Aussitôt l’on sait que ce sera pour chacun des Trois – hasardons une Trinité : le Père Johann-Sebastian, le Fils, Ludwig Van, l’Esprit indocile Franz Liszt – intuition, juste mesure, libération d’énergie spirituelle. Martin Helmchen, encore jeune homme, évoque de visage un Richard Wagner modeste et doux (Wotan ! quel oxymore !), et fait aborder en terre de Bach (Partita n°1) par la tendresse d’un chant et contrechant, dialogue intérieur, souple balancement qui murmurent l’exigence de l’esprit. Puis ce sont des joies dansées, des appels d’arpèges pour construire une mélodie à recoins d’ombre et d’infinitésimal repos. Sans rien, bien sûr, de ces coquetteries qui gâtent parfois les meilleurs. Non, une ligne-arabesque dont les peintres aimeraient dire que c’est entre Watteau et Tiepolo. A la fin, l’autorité et son léger écho précèdent la jubilation perpétuelle d’une gigue où le Ruisseau-Bach irrigue de sa transparence jamais lasse les territoires du temps.

Franz de terre et d’eau

Est-ce d’une telle lumière-source que vient à Martin Helmchen l’idée d’un portrait lisztien en quatre regards, et le premier, justement, selon Bach ? « Weinen, Klangen… »,d’abord : certes il y a démesure d’un romantisme, mais ce n’est pas le tonitruement d’un Busoni relecteur du Père. Simplement une forme d’épopée mystique, du visionnaire hugolien capable de se clore en mystérieux chuchotement. Après ce Liszt-montagne en gravissement héroïque, un Franz d’eau courante où s’est apprivoisée la grandeur d’une Année de Pèlerinage alpin, cet Au bord d’une Source où jaillit par instants, et déjà, la cristallerie de quelque « Jeux d’Eau à la Villa de Bagnes »….Et puis passent les Nuages Gris, la plus séduisante des pièces ultimes d’un Liszt en désassemblement prophétique : très bientôt Debussy, et plus tard les hommages de Ligeti, cette pure poésie commence en ciels de Friedrich et s’achève dans le nuagisme de l’abstraction la plus libérée du réel, des lambeaux en mouvement suggèrent la mélodie qui s’absente, les notes-sur-silence se résolvent en arpèges que Martin Helmchen distille en magicien. Le dernier visage (Vexilla regis…) retourne en architecture avec son choral légendaire, à la fois puissant et venu du lointain – Aus der Ferne, et on songe à ce qu’aurait pu alors rapporter Robert Schumann de l’enfermement d’Endenich, si son esprit n’y avait été anéanti. Ici les démons enchaînés ou apaisés, les ruissellements en délire de perles laissent aussi se lover un petit chant dans le territoire harmonique, et le pianiste allemand donne à cet orgue mystique des harmoniques bouleversants. On connaît l’autoportrait de Liszt : franciscain et tzigane. On a envie de paraphraser : dominicain, et – pourquoi pas ? – à cause du rôle de voyant : rimbaldien ….
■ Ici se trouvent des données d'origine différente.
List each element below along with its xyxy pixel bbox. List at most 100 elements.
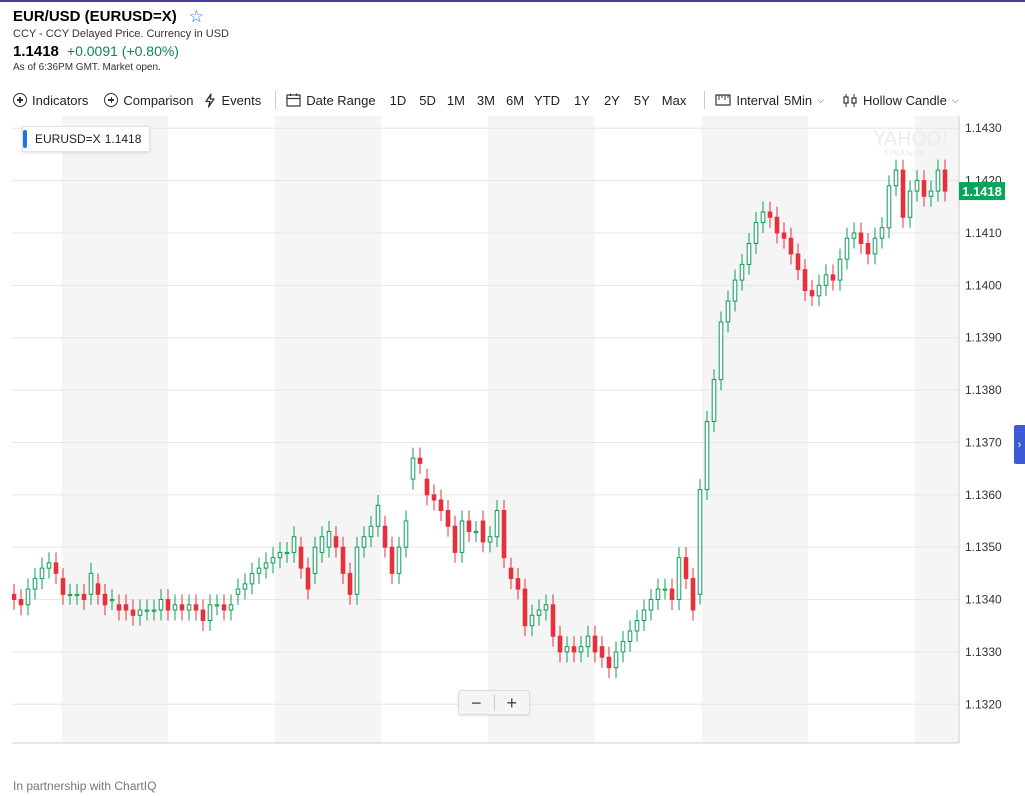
candle-body — [774, 216, 780, 234]
candle-body — [144, 609, 150, 612]
candle-body — [893, 169, 899, 187]
candle-body — [928, 190, 934, 197]
candle-body — [123, 604, 129, 611]
range-2y[interactable]: 2Y — [603, 92, 620, 108]
candle-body — [711, 379, 717, 422]
candle-body — [291, 536, 297, 553]
price-chart[interactable]: 1.1430 1.1420 1.1410 1.1400 1.1390 1.1380 1.13… — [11, 116, 1025, 763]
zoom-in-button[interactable]: + — [506, 692, 517, 713]
candle-body — [578, 646, 584, 653]
plus-circle-icon — [13, 93, 27, 107]
candle-body — [907, 190, 913, 218]
chart-type-dropdown[interactable]: Hollow Candle ⌵ — [842, 93, 959, 108]
candle-body — [571, 646, 577, 653]
candle-body — [494, 510, 500, 538]
candle-body — [935, 169, 941, 192]
candle-body — [557, 635, 563, 653]
sidebar-expand-handle[interactable]: › — [1014, 425, 1025, 464]
candle-body — [116, 604, 122, 611]
candle-body — [914, 180, 920, 192]
range-max[interactable]: Max — [661, 92, 687, 108]
finance-watermark: FINANCE — [884, 149, 927, 158]
candle-body — [284, 551, 290, 555]
date-range-button[interactable]: Date Range — [286, 92, 376, 108]
candle-body — [634, 620, 640, 632]
candle-body — [844, 237, 850, 260]
candle-body — [816, 284, 822, 297]
chart-type-label: Hollow Candle — [862, 92, 947, 108]
date-range-label: Date Range — [306, 92, 376, 108]
candle-body — [802, 269, 808, 292]
candle-body — [102, 593, 108, 606]
candle-body — [242, 583, 248, 590]
series-legend[interactable]: EURUSD=X 1.1418 — [22, 126, 151, 152]
as-of-timestamp: As of 6:36PM GMT. Market open. — [13, 62, 161, 73]
candle-body — [32, 578, 38, 590]
candle-body — [795, 253, 801, 271]
candle-body — [25, 588, 31, 606]
y-tick-label: 1.1410 — [965, 226, 1002, 240]
candle-body — [760, 211, 766, 223]
candle-body — [627, 630, 633, 642]
quote-header: EUR/USD (EURUSD=X) ☆ CCY - CCY Delayed P… — [13, 6, 229, 74]
range-1m[interactable]: 1M — [446, 92, 465, 108]
range-ytd[interactable]: YTD — [534, 92, 561, 108]
candlestick-chart[interactable]: 1.14301.14201.14101.14001.13901.13801.13… — [11, 116, 1025, 763]
quote-subtitle: CCY - CCY Delayed Price. Currency in USD — [13, 28, 229, 40]
candle-body — [725, 300, 731, 323]
comparison-button[interactable]: Comparison — [104, 93, 193, 108]
candle-body — [452, 525, 458, 553]
candle-body — [900, 169, 906, 218]
candle-body — [305, 567, 311, 590]
candle-body — [613, 651, 619, 669]
candle-body — [515, 578, 521, 590]
candle-body — [319, 536, 325, 553]
y-tick-label: 1.1330 — [965, 645, 1002, 659]
range-1d[interactable]: 1D — [389, 92, 407, 108]
range-3m[interactable]: 3M — [476, 92, 495, 108]
candle-body — [46, 562, 52, 569]
candle-body — [480, 520, 486, 543]
candle-body — [753, 222, 759, 244]
interval-dropdown[interactable]: Interval 5Min ⌵ — [715, 93, 824, 108]
candle-body — [221, 604, 227, 611]
candle-body — [165, 599, 171, 611]
candle-body — [669, 588, 675, 601]
toolbar-divider — [704, 91, 706, 109]
candle-body — [438, 499, 444, 512]
candle-body — [382, 525, 388, 548]
candle-body — [361, 536, 367, 548]
events-button[interactable]: Events — [204, 93, 261, 108]
zoom-out-button[interactable]: − — [470, 692, 482, 713]
candle-body — [508, 567, 514, 580]
range-5y[interactable]: 5Y — [633, 92, 650, 108]
yahoo-watermark: YAHOO! — [874, 128, 949, 150]
range-5d[interactable]: 5D — [419, 92, 436, 108]
candle-body — [81, 593, 87, 601]
candle-body — [137, 609, 143, 616]
candle-body — [277, 551, 283, 559]
candle-body — [263, 562, 269, 569]
candle-body — [585, 635, 591, 648]
candle-body — [550, 604, 556, 637]
candle-body — [739, 263, 745, 281]
candle-body — [543, 604, 549, 611]
watchlist-star-icon[interactable]: ☆ — [188, 6, 205, 26]
time-band — [702, 116, 808, 743]
candle-body — [732, 279, 738, 302]
candle-body — [39, 567, 45, 580]
candle-body — [564, 646, 570, 653]
candle-body — [158, 599, 164, 611]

Ancien et Nouveau Testament

Ces 4 visages en miniature conduisent aux 4 temps d’une des plus formidables constructions de la musique, cette 29e Sonate op.106 d’un Beethoven qui achève là son Ancien Testament pianistique dont les op.110 et 111 seront le bref Nouveau. Le pianiste allemand s’y confirme démiurge qui a la courtoisie de faire oublier une technicité de si haute exigence, et poursuit avec lui-même un discours à peine extériorisé qui n’a rien à voir avec quelque gesticulation que ce soit. Sa simplicité de comportement y est tranquille apanage des plus grands. Ici la fanfare métaphysique ouvrant l’allegro conduit bien à l’aventure d’une pensée butant parfois sur des silences de création du monde, les paysages de falaises et d’abrupt où se rue la volonté d’anti-destin. Passent les elfes d’un scherzo, si peu mendelssohnien et qui ne peut se retenir de « fuguer » avec sauvagerie. Et au centre, la prière : mais est-ce bien cela, cette énonciation de la parole sacrée pour un humain en recherche, « dialogue de la base et du sommet » dont M.Helmchen se garde bien de toute tentation grandiloquente ?

Audace géniale de Lavoisier

L’allure est souveraine en cette infiniment longue mélodie, génératrice des plus folles expansions, des dialogues entre extrémités du clavier. Ici, qui parle et chante ? Un dieu dont compositeur et interprète seraient les messagers ? Le pianiste paraît s’effacer et à la fin se dissoudre en choral raréfié, presque imperceptible… Pour mieux rejaillir un temps d’anxieuse Attente, de crises de rage-sur-silence, prélude à la plus audacieuse construction fuguée, la plus démente aussi, aujourd’hui encore à peine acceptable selon les lois de la Beauté. M.Helmchen en est l’architecte « démonique », toujours s’effaçant derrière la grandeur de l’énigme dont sa force nous permet cependant de concevoir les formes souveraines. On songe aux mots d’un des écrivains qui sut le mieux cerner la création musicale : « O audace aussi géniale que celle d’un Lavoisier, d’un Ampère, l’audace découvrant les lois secrètes d’une force inconnue, menant à travers l’inexploré l’attelage invisible
qu’il n’apercevra jamais ! »

Cette embardée d’une fugue de géant débouchant sur le vide monstrueux, renaissant après un chant apaisé qui renoue avec la polyphonie et enfin triomphe par elle, ces fleurs cueillies au dessus de l’abîme, un tel pianiste a le droit de nous y guider, certes à cause de dons infiniment perfectionnés, mais surtout par la grâce la plus véritable. Tout cela saisit, bien au-delà de qualités qui impressionnent (voire même « expressionnent », sans forfanterie), par une très rare qualité d’émotion qui colore le souvenir en le rendant infiniment vivace….

Festival de Verbier (Suisse), les 22 et 23 juillet 2011. Verbier Chamber Orchestra, dir. Angela Hewitt et Renaud Capuçon : J.S.Bach (1685-1750), Concertos BWV 1056 et 1041. W.A.Mozart (1756-1791),Concertos K.595 et 216. Martin Helmchen, piano : Bach, Partita BWV 825 ; L.van Beethoven (1770-1827) : 29e Sonate op.106 ; F.Liszt (1811-1886), 4 pièces.